LE GRAPHIQUE DE LA SEMAINE

L’IA a aidé les étudiants à mieux réussir leurs devoirs : des notes 18 % plus élevées. Puis sont arrivés les examens : leurs résultats ont chuté de 20 %.

Source : The Economist

NOS MEILLEURES LECTURES / LONG READS

De la culture de l’imprimé à la « conversation » (CNN)

« Les journaux et magazines papier mourront peut-être, même s’ils peuvent survivre sous forme numérique. Notez que les livres numériques n’ont pas remplacé les livres papier. L’imprimé est partout autour de nous. Il ne mourra pas. Il a simplement de la compagnie. Oui, je pense en effet que nous entrons dans ce que les chercheurs en médias Walter Ong et Marshall McLuhan appelaient une seconde oralité, en substance, un retour à la structure sociale d’avant Gutenberg, davantage basée sur la conversation que sur le contenu. Nous voyons cette oralité réinventée non seulement à la radio et à la télévision, mais aussi aujourd’hui dans les podcasts, sur YouTube et TikTok. J’y vois une démocratisation des médias. Il n’est plus nécessaire d’être écrivain ou de posséder une presse d’imprimerie pour trouver un public et échanger avec lui. Le seul problème : après cinq siècles de culture de l’imprimé, la société a perdu l’habitude de la conversation. »

Disney part en guerre (Status)

« Disney a notamment détaillé deux cas dans lesquels la campagne de pression du gouvernement a fonctionné. L’entreprise a souligné que l’émission The View a cessé d’inviter des candidats politiques ce printemps, expliquant que « bien qu’ABC n’ait pas modifié ses normes éditoriales, la nécessité de prendre en compte une pression gouvernementale significative freine inévitablement la liberté éditoriale. » De manière plus inquiétante encore, ABC a concédé avoir diffusé le récent discours de Trump en prime time – dans lequel il avançait des théories du complot réfutées sur l’élection de 2020 – sur sa plateforme de streaming en raison de cette pression, révélant en toute franchise qu’elle ne l’aurait normalement pas fait. »

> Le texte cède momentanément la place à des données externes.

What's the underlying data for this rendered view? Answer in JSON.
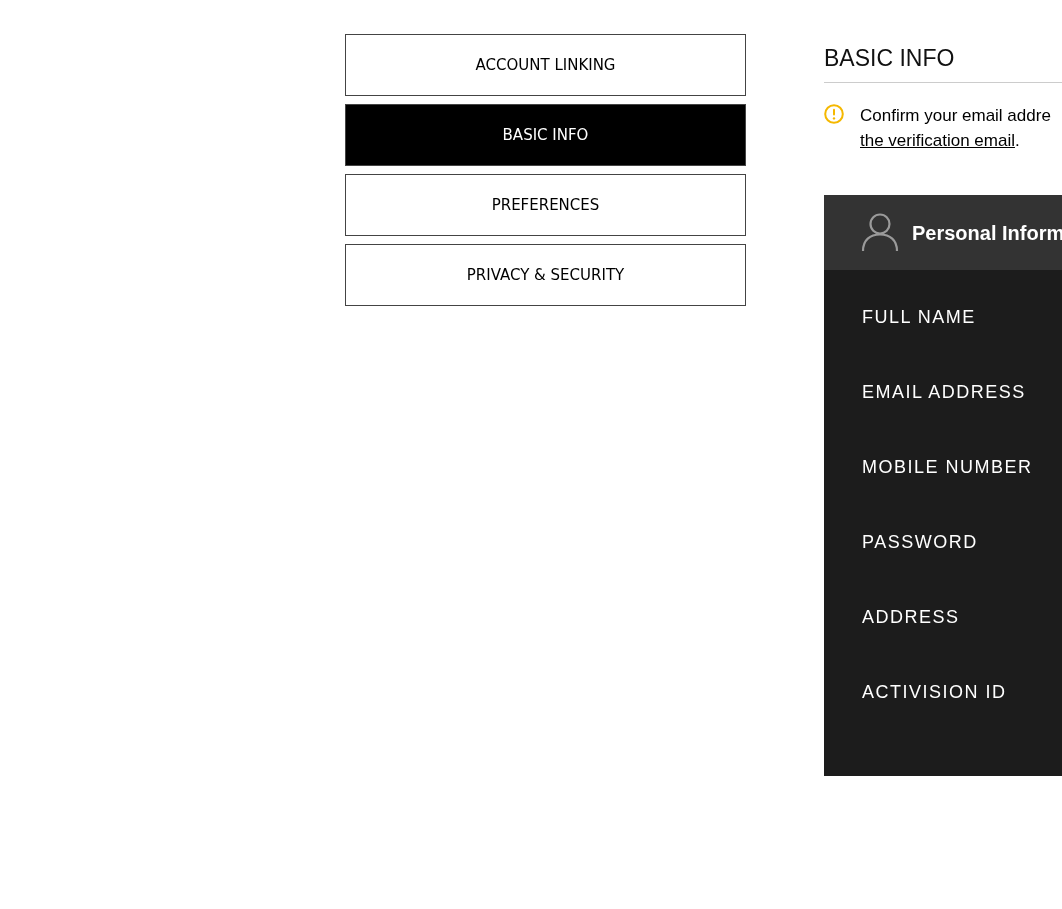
{
  "nav": [
    {
      "label": "ACCOUNT LINKING",
      "selected": false
    },
    {
      "label": "BASIC INFO",
      "selected": true
    },
    {
      "label": "PREFERENCES",
      "selected": false
    },
    {
      "label": "PRIVACY & SECURITY",
      "selected": false
    }
  ],
  "section": {
    "title": "BASIC INFO",
    "notice": {
      "text": "Confirm your email addre",
      "link": "the verification email",
      "suffix": "."
    }
  },
  "card": {
    "title": "Personal Inform",
    "fields": [
      "FULL NAME",
      "EMAIL ADDRESS",
      "MOBILE NUMBER",
      "PASSWORD",
      "ADDRESS",
      "ACTIVISION ID"
    ]
  }
}
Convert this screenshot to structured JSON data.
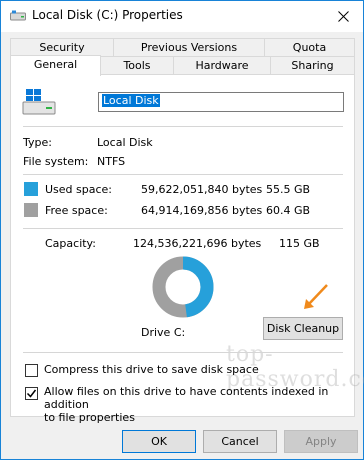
{
  "window": {
    "title": "Local Disk (C:) Properties"
  },
  "tabs": {
    "row_back": [
      "Security",
      "Previous Versions",
      "Quota"
    ],
    "row_front": [
      "General",
      "Tools",
      "Hardware",
      "Sharing"
    ],
    "active": "General"
  },
  "general": {
    "drive_name": "Local Disk",
    "type_label": "Type:",
    "type_value": "Local Disk",
    "fs_label": "File system:",
    "fs_value": "NTFS",
    "used_label": "Used space:",
    "used_bytes": "59,622,051,840 bytes",
    "used_gb": "55.5 GB",
    "free_label": "Free space:",
    "free_bytes": "64,914,169,856 bytes",
    "free_gb": "60.4 GB",
    "capacity_label": "Capacity:",
    "capacity_bytes": "124,536,221,696 bytes",
    "capacity_gb": "115 GB",
    "drive_label": "Drive C:",
    "used_fraction": 0.4787,
    "used_color": "#26a0da",
    "free_color": "#a0a0a0",
    "cleanup_button": "Disk Cleanup",
    "compress_label": "Compress this drive to save disk space",
    "compress_checked": false,
    "index_label_line1": "Allow files on this drive to have contents indexed in addition",
    "index_label_line2": "to file properties",
    "index_checked": true
  },
  "watermark": "top-password.com",
  "buttons": {
    "ok": "OK",
    "cancel": "Cancel",
    "apply": "Apply"
  }
}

Que perdent les élèves lorsqu’ils cessent d’écrire ? (New York Times)

« Après des années d’étude sur la façon dont les êtres humains écrivent, le psychologue cognitif Ronald T. Kellogg a conclu que la rédaction d’une simple dissertation argumentative exigeait un effort mental équivalent à l’épuisement physique d’un terrassier creusant une tranchée.

Bien écrire exige une maîtrise du vocabulaire, de l’orthographe et de la grammaire. Cela oblige les auteurs à comprendre un sujet, à fouiller dans leur mémoire de travail sur ce thème, à s’organiser et à planifier. Rédiger une dissertation est si difficile qu’une personne en plein effort peut difficilement faire autre chose, comme pourra l’attester quiconque a déjà demandé de faire du silence à son conjoint ou à son enfant tout en essayant de formuler une phrase correcte. »

Les I.A. sont déjà hors de contrôle (New York Times)

« C’est ce monde contre lequel on nous avait mis en garde : un monde où les modèles de pointe d’OpenAI s’échappent de leurs environnements de test sécurisés, se frayent un chemin sur Internet en piratant, se coordonnent entre eux et font des choses qu’on pensait réservées à la science-fiction pour encore un bon moment.

Mais aujourd’hui, ils sont bien là. Et ils portent tous un message d’une grande cohérence : nous construisons des choses que nous ne comprenons pas. Ils trichent exactement comme nous l’avons toujours craint, et pourtant, les entreprises qui les développent continuent leur course en avant. »

Pourquoi la fermeture du centre d’écriture de Harvard nous concerne tous (The Atlantic)

Harvard ferme son centre d’écriture et licencie sa directrice, fervente défenseuse de l’écriture humaine : une décision qui inquiète étudiants et enseignants, alors que l’université encourage de plus en plus l’usage de l’IA.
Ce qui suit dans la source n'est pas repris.